Principal photography began on January 30, 1984, at the Wattles Mansion, which served as the film's main location, in Los Angeles, California, after being in pre-production for five months. During its fifth week of filming, Hemdale Film Corporation was set to handle the film's domestic distribution. However, the company remained uncredited when they later filed a lawsuit against Charles Band and Ghoulies Productions, citing "misrepresentation" after Band allegedly misled the company regarding the home video sales and distribution.

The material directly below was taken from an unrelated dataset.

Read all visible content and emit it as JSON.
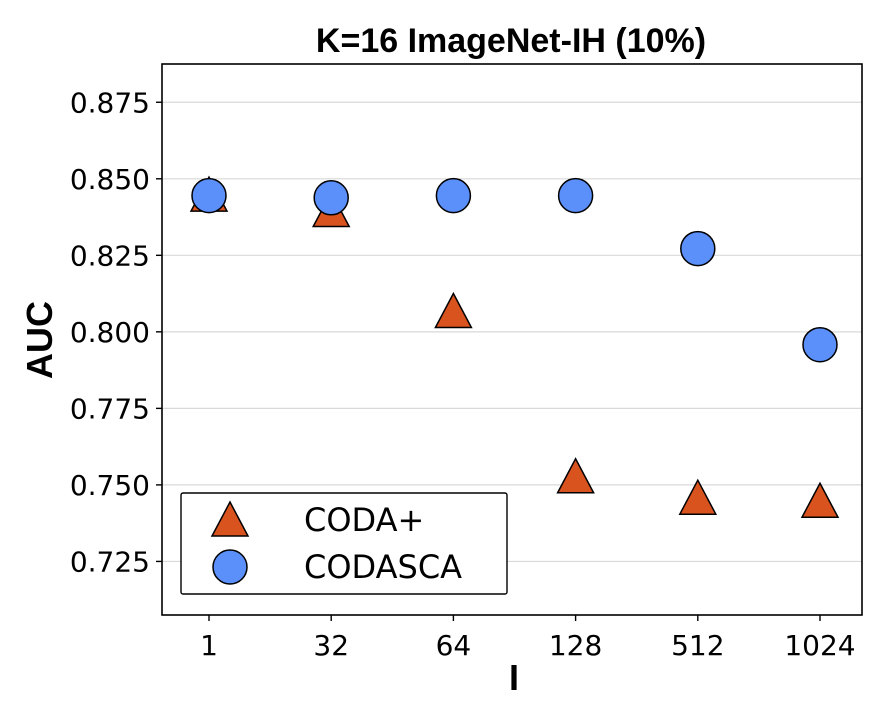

The film was in production at the same time as Joe Dante's film Gremlins (1984). Warner Bros. sued to stop Ghoulies Productions from using the title, but lost. Halfway through shooting, Band ran out of money, so the filmmakers spent months searching for funding, which allowed Gremlins to be released first.

==Release==
The film premiered in Los Angeles on January 18, 1985, opening in 350 theaters before premiering in New York on March 1.

===Critical response===
Vincent Canby of The New York Times dismissed the film as "a cut-rate 'Gremlins'" with "unexceptional performances" and "a lot of badly simulated gore". Variety wrote that the film "has a quaint corniness about it, as if it were a cheapie horror movie from the 1950s ... Special effects and production values are mediocre, which in this case is part of the fun". Michael Wilmington of the Los Angeles Times wrote: "Cinematographer Mac Ahlberg contributes eerily lit camera work that occasionally achieves surprising atmosphere and delicacy, and John Carl Buechler's creations, the ghoulies themselves—foul, reptilian little beings coated with some obscene glittering, mucous-like moisture—have a certain nauseating charm. From there, however, it's a steep slide downhill". Kim Newman of The Monthly Film Bulletin called it "an unashamed rip-off which contrives to ignore its obvious inspiration (Gremlins) and comes up with yet another prime example of the comic book-ish vitality, wit and simplicity which has become Band's trademark".

On review aggregator website Rotten Tomatoes, the film holds an 7% approval rating, based on 14 reviews.